O processo pelo qual esses instrumentos foram criados é muitas vezes misterioso e não obedece a critérios muito claros. Vários autores relatam que seus questionários foram "baseados" em outros instrumentos, principalmente os da Organização Mundial da Saúde,1,4,11 das Nações Unidas,1 do Instituto Nacional de Drogadição (NIDA),1 da Associação Americana de Psiquiatria,4 de outros centros estrangeiros,4 ou até "após consulta com profissionais de reconhecida experiência no campo".12 O recurso de copiar perguntas de outros instrumentos tem uma validade limitada,13 principalmente se a pesquisa for aplicada em culturas diferentes daquela em que o instrumento original foi criado. Além disso, poucos autores chegaram a testar seus instrumentos com amostras grandes, pacientes heterogêneos e usando princípios básicos de construção de questionários,14 como estudos piloto.6 A maioria dos estudos citados acima foi feita com amostras muito pequenas (por exemplo, menos de 26 pessoas)7,8,15 e com pacientes de apenas um só serviço.1-4,6,9,12,15
Outra crítica séria aos instrumentos já criados é que a maioria tem uma abrangência muito limitada, devido ao número pequeno de perguntas incluídas nos instrumentos de avaliação, que varia de 512 a 353. A maioria dos artigos nem relata quantas perguntas o instrumento tinha, mas os resultados apresentados sugerem que foram poucas.1,2,4,6,9,10
Tem sido uma tendência crescente para pesquisadores brasileiros, que trabalham na área de abuso de drogas, participarem de trabalhos multicêntricos e internacionais, nos quais o uso de instrumentos padronizados é um requisito.5,7 Embora essa tendência seja recomendável, pois possibilita a produção de resultados mais confiáveis e mais fáceis de serem comparados com outros trabalhos, a grande desvantagem é que os instrumentos geralmente são criados em outros países, com culturas bem diferentes da brasileira, sendo depois, simplesmente, traduzidos para o português.
Muitos questionários estrangeiros usados nessa área contêm perguntas com pouca relevância à realidade brasileira. Questionários norte-americanos ou europeus, por exemplo, geralmente incluem muitas perguntas sobre o uso de heroína e de metadona, drogas com baixa disponibilidade e até desconhecidas na maior parte do Brasil. Às vezes são feitas questões sobre atividades que não há conhecimento se acontecem no país, como pessoas injetando drogas em "shooting galleries" (lugares onde o usuário aluga seringas para injetar sua droga) ou o uso de "speedballs" (cocaína misturada com heroína para injetar).

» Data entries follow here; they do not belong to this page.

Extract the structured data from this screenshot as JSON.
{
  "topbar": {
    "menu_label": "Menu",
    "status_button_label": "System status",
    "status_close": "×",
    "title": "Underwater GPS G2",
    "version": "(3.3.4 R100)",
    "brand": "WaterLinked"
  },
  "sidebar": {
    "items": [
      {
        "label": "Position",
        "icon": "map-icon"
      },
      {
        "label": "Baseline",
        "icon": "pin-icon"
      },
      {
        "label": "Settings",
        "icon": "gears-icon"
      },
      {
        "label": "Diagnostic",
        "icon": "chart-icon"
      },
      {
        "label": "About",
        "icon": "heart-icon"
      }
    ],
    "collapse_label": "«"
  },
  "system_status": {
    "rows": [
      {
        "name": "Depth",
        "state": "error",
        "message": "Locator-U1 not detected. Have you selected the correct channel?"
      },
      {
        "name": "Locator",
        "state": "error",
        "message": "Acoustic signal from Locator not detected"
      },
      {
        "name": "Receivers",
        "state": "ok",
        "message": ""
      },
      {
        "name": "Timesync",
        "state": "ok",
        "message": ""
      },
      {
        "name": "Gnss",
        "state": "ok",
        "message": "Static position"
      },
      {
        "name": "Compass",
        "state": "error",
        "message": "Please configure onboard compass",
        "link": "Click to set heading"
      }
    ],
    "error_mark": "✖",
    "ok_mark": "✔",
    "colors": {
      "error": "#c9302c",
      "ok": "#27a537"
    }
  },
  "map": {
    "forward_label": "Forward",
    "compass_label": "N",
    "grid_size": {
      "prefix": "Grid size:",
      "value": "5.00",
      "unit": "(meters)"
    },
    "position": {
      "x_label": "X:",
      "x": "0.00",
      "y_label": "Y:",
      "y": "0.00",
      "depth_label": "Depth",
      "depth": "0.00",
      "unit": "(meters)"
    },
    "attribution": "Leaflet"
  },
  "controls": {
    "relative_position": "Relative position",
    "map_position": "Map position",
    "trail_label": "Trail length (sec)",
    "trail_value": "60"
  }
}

Há a necessidade de criação de uma entrevista estruturada para avaliar a história de uso de drogas e os comportamentos de risco para a transmissão do vírus HIV em nosso meio, podendo ser utilizada para investigar os hábitos de usuários de drogas brasileiros e levando em consideração a cultura brasileira. O objetivo dessa pesquisa foi criar tal instrumento para ser usado com usuários de cocaína e crack, as drogas ilícitas que mais levam pacientes a buscar tratamento nos serviços de atendimento especializado no Brasil. Este trabalho relata o processo de desenvolver um instrumento, mas não é um estudo de confiabilidade nem de validade; esses aspectos do instrumento serão abordados em futuros trabalhos.